You seem to have skipped mentioning all the things that are clearly superior in GCP vs AWS
Instance names are hostnames, boot up a machine named "salt" and it will show up as "salt.c.project-name.internal" as well as "salt" on all your machines making several things VERY easy compared to AWS. This internal DNS is very easy to expose over VPN etc. as well. Fully automated.
Startup scripts are project-wide. How is this not a thing in AWS in 2017?
You use YOUR SSH keys to connect to instances, and they can be set up project-wide if you so wish. You don't use some random generated keys that you then have to figure out how to store securely and distribute in addition to your already existing perfectly good SSH keys.
Since hostnames are correctly set up based on the instance name from the start it's really easy to do instance matching in various tools, such as in Salt Stack, without a need for some random AWS integrations. Just match api-* for all api servers, etc.
Instance groups and templates make setting up an easy to scale (including automatically) group of machines that will distribute instances across availability zones easily.

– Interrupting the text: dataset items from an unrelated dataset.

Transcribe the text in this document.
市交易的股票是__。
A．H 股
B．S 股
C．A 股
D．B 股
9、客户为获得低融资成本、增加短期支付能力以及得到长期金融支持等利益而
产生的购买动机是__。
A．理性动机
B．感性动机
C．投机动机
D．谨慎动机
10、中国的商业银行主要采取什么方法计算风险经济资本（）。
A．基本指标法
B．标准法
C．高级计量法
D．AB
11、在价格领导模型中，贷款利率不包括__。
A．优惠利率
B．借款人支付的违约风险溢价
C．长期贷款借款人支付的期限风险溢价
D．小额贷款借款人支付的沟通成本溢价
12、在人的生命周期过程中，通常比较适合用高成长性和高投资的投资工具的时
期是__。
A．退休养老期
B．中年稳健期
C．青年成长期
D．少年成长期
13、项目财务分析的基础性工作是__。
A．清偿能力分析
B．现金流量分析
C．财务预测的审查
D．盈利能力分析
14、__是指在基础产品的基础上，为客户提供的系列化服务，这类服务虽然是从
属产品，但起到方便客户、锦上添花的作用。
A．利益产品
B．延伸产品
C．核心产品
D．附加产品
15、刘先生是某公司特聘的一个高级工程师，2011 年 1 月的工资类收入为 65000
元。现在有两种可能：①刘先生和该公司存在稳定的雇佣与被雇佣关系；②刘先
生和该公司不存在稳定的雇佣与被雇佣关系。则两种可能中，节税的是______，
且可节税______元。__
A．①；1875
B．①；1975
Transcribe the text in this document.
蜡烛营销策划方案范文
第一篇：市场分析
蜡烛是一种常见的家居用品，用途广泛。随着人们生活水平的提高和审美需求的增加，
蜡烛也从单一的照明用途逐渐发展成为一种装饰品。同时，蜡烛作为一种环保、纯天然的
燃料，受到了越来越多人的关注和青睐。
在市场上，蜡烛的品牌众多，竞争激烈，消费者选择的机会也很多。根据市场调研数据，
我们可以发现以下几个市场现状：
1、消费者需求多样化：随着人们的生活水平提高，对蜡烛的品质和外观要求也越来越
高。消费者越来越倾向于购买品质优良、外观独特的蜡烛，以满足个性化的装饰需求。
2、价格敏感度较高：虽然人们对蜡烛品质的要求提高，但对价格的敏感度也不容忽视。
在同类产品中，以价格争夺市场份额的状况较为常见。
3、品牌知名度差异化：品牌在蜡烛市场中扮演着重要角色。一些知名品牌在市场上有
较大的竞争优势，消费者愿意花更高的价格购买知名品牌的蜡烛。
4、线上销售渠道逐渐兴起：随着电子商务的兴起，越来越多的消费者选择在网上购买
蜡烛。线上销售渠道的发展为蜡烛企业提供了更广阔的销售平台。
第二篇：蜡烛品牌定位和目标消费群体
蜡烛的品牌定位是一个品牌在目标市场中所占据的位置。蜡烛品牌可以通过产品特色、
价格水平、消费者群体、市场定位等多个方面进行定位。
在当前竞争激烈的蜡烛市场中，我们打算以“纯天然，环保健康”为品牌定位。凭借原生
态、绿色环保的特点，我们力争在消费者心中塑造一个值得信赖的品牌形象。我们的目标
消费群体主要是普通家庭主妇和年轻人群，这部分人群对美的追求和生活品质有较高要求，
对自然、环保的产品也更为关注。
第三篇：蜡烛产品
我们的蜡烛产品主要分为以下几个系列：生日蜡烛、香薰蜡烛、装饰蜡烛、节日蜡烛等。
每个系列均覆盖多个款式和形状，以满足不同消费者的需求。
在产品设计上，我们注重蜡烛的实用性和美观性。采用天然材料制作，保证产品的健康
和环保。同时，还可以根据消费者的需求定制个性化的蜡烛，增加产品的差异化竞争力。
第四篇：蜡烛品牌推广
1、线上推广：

The load balancer is Google Load Balancer, not some random instance that will die when you get hit with a traffic spike. You turn on the LB in GCP and it will instantly handle a million requests per second.
Overall the whole interface and every bit about their system has been built to be easier and more powerful to use than AWS
There is no wondering about provisioned IOPS and all that nonsense. Size = performance in GCP. 500GB disk is 2x as fast as 250GB disk.
Long story short, having used GCP for the past 3-4 years or so having to do a few things with AWS recently was a huge blast from the past and it was hard to believe how bad things can still be in AWS.
GCP is easier to use, more powerful, less prone to human error, cheaper, and generally just superior in every single way.
Other than the SSH keys, I haven't touched any of this, so thanks for chiming in. :)
I'll probably be using some of that in future experiments!